Theoretisch abwehrbereit

Das Mehr an Sicherheit hätten wir heute auch ohne den 11. September. Auf dem Weg zum Polizeistaat befindet sich Deutschland jedenfalls nicht

Deutschland hat in Zeiten des islamistischen Terrors seinen rechtsstaatlichen Charakter nicht verloren. Trotz zuweilen aufgeregter Debatten wurden Polizeibefugnisse nicht unverhältnismäßig ausgeweitet und Bürgerrechte kaum eingeschränkt.

Die zwei wichtigsten Änderungen erfolgten direkt nach den Anschlägen vom 11. September 2001. So können in Deutschland jetzt auch religiöse Vereine wie der Kölner Kalifatstaat verboten werden, wenn sie sich gegen die Werte der Verfassung oder gegen die Völkerverständigung richten. Außerdem wurde der Paragraf 129b StGB eingeführt. Seitdem ist auch die Mitgliedschaft in einer ausländischen terroristischen Vereinigung und deren Unterstützung strafbar. Bis dahin griff das Strafrecht nur ein, wenn ausländische Terrorgruppen in Deutschland aktiv werden wollten.

Beide Maßnahmen waren aber nur scheinbar Reaktionen auf die Anschläge von New York und Washington. Sie waren damals längst auf dem Weg und wären in jedem Fall umgesetzt worden. Für die Bestrafung ausländischer Terror-Organisationen gab es sogar einen EU-Beschluss (den Spanien maßgeblich initiiert hatte, damit die baskische ETA im Ausland keine Ruheräume mehr findet). Doch die deutsche Politik war froh, dass sie der Öffentlichkeit sofort ein erstes „Sicherheitspaket“ präsentieren konnte.
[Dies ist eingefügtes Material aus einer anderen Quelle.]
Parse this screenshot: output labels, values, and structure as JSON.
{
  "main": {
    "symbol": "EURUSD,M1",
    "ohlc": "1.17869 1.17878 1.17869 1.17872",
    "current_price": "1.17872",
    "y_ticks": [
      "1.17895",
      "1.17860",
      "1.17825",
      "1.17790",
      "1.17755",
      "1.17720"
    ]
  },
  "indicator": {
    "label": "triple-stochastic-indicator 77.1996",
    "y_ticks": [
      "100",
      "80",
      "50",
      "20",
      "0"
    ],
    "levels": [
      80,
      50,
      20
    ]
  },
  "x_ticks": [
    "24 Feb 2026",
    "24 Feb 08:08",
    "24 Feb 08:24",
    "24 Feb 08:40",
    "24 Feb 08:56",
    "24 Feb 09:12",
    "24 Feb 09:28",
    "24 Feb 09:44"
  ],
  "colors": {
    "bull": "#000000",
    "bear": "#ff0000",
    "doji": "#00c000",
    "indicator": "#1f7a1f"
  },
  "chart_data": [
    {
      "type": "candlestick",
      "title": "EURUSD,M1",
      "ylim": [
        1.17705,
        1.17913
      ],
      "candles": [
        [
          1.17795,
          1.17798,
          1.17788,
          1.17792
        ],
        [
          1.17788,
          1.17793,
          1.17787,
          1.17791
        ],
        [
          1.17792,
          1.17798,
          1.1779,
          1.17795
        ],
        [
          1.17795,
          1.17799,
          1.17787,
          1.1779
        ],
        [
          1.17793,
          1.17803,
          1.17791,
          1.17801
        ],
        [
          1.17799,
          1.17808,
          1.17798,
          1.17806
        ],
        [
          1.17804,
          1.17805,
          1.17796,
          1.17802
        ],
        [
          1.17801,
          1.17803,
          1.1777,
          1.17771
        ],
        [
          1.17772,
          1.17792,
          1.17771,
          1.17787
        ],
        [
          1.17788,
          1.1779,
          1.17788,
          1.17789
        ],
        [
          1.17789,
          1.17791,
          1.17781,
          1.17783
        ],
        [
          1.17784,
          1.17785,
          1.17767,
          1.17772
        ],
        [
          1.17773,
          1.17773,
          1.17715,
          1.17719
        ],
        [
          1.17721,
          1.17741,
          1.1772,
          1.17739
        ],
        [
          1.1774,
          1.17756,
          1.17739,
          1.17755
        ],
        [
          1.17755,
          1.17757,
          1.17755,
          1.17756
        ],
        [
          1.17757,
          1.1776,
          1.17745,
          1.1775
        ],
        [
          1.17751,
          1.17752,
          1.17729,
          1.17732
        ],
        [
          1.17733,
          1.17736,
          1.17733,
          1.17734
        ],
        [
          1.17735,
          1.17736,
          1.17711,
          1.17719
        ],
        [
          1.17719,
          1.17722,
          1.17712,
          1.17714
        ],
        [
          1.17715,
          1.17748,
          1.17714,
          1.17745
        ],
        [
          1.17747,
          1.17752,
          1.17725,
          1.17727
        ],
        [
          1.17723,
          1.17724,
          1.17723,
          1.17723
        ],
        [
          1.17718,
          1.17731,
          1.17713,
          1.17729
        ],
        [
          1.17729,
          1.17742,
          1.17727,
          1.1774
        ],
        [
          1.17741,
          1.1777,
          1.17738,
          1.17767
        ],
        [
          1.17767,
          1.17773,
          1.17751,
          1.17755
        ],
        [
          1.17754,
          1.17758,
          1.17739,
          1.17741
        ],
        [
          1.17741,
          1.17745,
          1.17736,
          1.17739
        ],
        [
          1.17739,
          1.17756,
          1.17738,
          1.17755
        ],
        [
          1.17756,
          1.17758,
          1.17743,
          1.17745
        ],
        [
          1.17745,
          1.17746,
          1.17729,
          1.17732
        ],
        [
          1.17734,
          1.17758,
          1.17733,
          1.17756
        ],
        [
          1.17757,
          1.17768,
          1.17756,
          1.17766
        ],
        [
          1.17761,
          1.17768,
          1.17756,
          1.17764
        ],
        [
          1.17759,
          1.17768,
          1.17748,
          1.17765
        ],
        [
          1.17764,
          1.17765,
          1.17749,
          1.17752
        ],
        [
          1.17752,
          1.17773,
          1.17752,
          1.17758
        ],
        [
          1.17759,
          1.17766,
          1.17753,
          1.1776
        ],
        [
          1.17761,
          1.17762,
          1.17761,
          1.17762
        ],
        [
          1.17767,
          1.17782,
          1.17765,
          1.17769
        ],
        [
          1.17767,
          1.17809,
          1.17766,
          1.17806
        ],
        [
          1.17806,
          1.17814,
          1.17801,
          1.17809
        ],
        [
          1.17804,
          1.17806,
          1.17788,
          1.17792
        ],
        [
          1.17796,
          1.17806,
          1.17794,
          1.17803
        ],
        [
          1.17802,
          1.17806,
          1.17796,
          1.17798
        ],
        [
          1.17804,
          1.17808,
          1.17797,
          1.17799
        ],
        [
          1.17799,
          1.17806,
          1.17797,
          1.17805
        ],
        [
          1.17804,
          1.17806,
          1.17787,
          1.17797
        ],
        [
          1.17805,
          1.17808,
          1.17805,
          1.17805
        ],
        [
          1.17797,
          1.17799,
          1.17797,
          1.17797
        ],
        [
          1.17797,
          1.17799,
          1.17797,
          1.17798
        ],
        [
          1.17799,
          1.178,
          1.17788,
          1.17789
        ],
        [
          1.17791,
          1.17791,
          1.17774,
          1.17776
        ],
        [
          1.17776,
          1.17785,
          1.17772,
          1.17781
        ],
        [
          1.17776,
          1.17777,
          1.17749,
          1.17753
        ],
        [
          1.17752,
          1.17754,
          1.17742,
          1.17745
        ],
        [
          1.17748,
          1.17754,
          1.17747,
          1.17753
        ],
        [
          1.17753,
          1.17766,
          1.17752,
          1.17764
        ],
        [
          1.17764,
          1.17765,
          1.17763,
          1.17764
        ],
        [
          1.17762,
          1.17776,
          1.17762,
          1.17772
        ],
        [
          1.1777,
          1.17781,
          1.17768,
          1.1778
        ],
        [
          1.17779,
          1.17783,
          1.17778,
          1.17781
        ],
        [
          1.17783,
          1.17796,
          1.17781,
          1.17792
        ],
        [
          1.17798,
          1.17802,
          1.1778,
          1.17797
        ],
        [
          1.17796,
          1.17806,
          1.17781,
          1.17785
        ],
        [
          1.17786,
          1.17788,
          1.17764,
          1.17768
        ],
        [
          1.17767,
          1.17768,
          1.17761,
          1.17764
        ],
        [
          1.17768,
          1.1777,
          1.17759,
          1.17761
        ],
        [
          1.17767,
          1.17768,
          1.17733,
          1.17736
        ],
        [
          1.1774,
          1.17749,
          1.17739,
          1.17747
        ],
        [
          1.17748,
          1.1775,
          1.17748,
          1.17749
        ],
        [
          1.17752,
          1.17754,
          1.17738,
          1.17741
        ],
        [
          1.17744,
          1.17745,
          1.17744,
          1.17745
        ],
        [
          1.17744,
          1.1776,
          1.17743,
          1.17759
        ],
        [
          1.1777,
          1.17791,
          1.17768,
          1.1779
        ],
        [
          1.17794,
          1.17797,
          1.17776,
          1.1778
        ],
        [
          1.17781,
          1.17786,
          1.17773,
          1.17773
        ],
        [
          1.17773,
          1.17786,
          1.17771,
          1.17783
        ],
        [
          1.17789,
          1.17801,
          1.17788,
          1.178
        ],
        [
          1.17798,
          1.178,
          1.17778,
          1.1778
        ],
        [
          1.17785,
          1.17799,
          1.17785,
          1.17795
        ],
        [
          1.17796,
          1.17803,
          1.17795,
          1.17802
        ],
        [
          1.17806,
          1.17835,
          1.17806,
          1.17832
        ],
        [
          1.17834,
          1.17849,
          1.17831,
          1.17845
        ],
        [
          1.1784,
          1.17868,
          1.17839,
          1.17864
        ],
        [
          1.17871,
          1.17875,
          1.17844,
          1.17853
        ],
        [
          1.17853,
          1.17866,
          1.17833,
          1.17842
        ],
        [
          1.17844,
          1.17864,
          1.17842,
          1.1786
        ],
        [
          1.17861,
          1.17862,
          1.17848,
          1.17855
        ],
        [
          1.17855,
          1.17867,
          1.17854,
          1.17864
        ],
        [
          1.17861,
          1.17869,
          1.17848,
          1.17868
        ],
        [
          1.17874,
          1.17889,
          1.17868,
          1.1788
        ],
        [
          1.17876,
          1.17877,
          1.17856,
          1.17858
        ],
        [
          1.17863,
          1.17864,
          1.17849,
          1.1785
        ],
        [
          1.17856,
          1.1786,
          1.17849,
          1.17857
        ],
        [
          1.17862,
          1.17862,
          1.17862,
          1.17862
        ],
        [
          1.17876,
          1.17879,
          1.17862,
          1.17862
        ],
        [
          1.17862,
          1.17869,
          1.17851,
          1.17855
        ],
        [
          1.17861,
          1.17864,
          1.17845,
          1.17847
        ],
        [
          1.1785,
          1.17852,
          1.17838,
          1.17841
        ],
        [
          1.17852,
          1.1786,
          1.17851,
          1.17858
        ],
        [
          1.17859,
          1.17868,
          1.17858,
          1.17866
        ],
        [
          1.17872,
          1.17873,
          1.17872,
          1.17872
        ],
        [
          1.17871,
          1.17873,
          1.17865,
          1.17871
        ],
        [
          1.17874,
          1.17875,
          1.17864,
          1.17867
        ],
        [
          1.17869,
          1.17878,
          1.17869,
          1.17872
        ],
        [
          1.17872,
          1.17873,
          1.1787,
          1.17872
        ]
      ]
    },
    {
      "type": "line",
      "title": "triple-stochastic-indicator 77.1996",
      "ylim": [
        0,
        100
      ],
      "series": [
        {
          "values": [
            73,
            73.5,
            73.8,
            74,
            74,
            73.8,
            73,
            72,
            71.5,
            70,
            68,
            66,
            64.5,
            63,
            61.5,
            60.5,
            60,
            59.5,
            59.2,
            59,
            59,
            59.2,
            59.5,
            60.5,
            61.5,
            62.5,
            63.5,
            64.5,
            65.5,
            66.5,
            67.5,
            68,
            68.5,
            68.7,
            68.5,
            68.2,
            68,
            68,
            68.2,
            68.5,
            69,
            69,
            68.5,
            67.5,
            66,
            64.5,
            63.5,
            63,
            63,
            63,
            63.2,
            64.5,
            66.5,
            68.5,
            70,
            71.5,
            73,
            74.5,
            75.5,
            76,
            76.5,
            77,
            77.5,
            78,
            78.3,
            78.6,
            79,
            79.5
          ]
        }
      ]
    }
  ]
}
Schon nach wenigen Wochen legte Innenminister Otto Schily ein Sicherheitspaket II vor, das allerdings von der damaligen Justizministerin Herta Däubler-Gmelin (ebenfalls SPD) und den Grünen wieder zurechtgestutzt wurde. Heute kann kaum ein Rechtspolitiker noch aus dem Stand sagen, aus welchen Detailänderungen eigentlich das Sicherheitspaket II bestand. Selbst Maßnahmen, die damals wahlweise als „Gefahr für den Rechtsstaat“ apostrophiert wurden, spielten später kaum eine Rolle – etwa die neue Möglichkeit, Ausländer schon deshalb auszuweisen, weil sie direkt oder indirekt terroristische Organisationen unterstützen. Drei Jahre später beschwerte sich Schily, die Regelung sei kein einziges Mal angewandt worden.
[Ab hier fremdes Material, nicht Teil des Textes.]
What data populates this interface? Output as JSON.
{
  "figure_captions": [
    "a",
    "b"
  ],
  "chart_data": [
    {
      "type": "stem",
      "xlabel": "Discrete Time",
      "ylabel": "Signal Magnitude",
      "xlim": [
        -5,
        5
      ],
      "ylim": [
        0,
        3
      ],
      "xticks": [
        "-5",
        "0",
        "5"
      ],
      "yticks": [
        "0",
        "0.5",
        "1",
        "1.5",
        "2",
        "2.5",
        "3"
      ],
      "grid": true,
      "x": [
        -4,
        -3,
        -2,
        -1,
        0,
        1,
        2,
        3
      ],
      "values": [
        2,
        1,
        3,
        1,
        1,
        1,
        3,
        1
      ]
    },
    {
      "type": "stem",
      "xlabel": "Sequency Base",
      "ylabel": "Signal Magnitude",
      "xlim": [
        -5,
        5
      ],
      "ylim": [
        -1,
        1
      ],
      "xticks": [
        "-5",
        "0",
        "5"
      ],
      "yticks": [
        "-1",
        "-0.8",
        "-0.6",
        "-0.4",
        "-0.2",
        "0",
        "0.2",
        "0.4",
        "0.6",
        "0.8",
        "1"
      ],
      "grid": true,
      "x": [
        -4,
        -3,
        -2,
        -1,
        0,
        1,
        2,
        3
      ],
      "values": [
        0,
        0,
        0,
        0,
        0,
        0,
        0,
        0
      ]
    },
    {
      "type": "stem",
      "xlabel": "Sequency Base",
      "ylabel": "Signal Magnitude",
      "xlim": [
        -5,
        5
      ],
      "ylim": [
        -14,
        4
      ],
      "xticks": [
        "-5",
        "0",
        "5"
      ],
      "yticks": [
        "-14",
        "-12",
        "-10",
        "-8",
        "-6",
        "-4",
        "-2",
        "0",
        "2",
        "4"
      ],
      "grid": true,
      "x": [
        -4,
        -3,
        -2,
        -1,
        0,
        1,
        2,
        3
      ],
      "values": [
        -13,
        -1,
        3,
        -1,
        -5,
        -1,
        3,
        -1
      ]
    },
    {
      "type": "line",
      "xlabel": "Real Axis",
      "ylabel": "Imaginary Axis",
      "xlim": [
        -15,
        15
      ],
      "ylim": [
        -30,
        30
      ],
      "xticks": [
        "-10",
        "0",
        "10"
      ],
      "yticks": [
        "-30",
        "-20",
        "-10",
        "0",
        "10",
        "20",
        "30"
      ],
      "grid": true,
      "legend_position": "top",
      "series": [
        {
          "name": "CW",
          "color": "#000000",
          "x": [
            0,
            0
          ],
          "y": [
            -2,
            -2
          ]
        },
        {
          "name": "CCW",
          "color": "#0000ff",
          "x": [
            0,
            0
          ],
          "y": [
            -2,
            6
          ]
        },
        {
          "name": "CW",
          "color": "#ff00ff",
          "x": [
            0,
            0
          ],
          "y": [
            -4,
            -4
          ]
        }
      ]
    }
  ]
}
Nach den Anschlägen von Madrid wurde aber sofort ein neuer Versuch unternommen, das Ausweisungsrecht zu verschärfen. Am Ende wurde beschlossen, dass gefährliche Ausländer schon aufgrund einer „tatsachengestützen Gefahrenprognose“ ausgewiesen werden können – was eigentlich nichts Neues war, denn das Ausländerrecht diente schon immer der Gefahrenabwehr. Neu war dagegen das Schnellverfahren. Ausweisung und Abschiebung wurden zur „Abschiebungsanordnung“ zusammengezogen. Der Rechtsschutz beschränkt sich auf eine Instanz, das Bundesverwaltungsgericht (BVerwG). Doch wieder bleibt abzuwarten, wie häufig das Instrument angewandt wird. Anfang des Jahres sprach der Spiegel von bis zu 2.000 Schnellausweisungen und wurde umgehend von Eckart Hien, dem BVerwG-Präsidenten korrigiert: er rechne allenfalls mit 60 Verfahren in diesem Jahr.

Während es im Ausländerrecht immerhin lebhafte Debatten gab, so blieb im Strafrecht alles ruhig. Die von dem Bonner Strafrechtsprofessor Günther Jakobs ins Spiel gebrachte Idee eines „Feindstrafrechts“ hat bisher nur negativen Widerhall gefunden.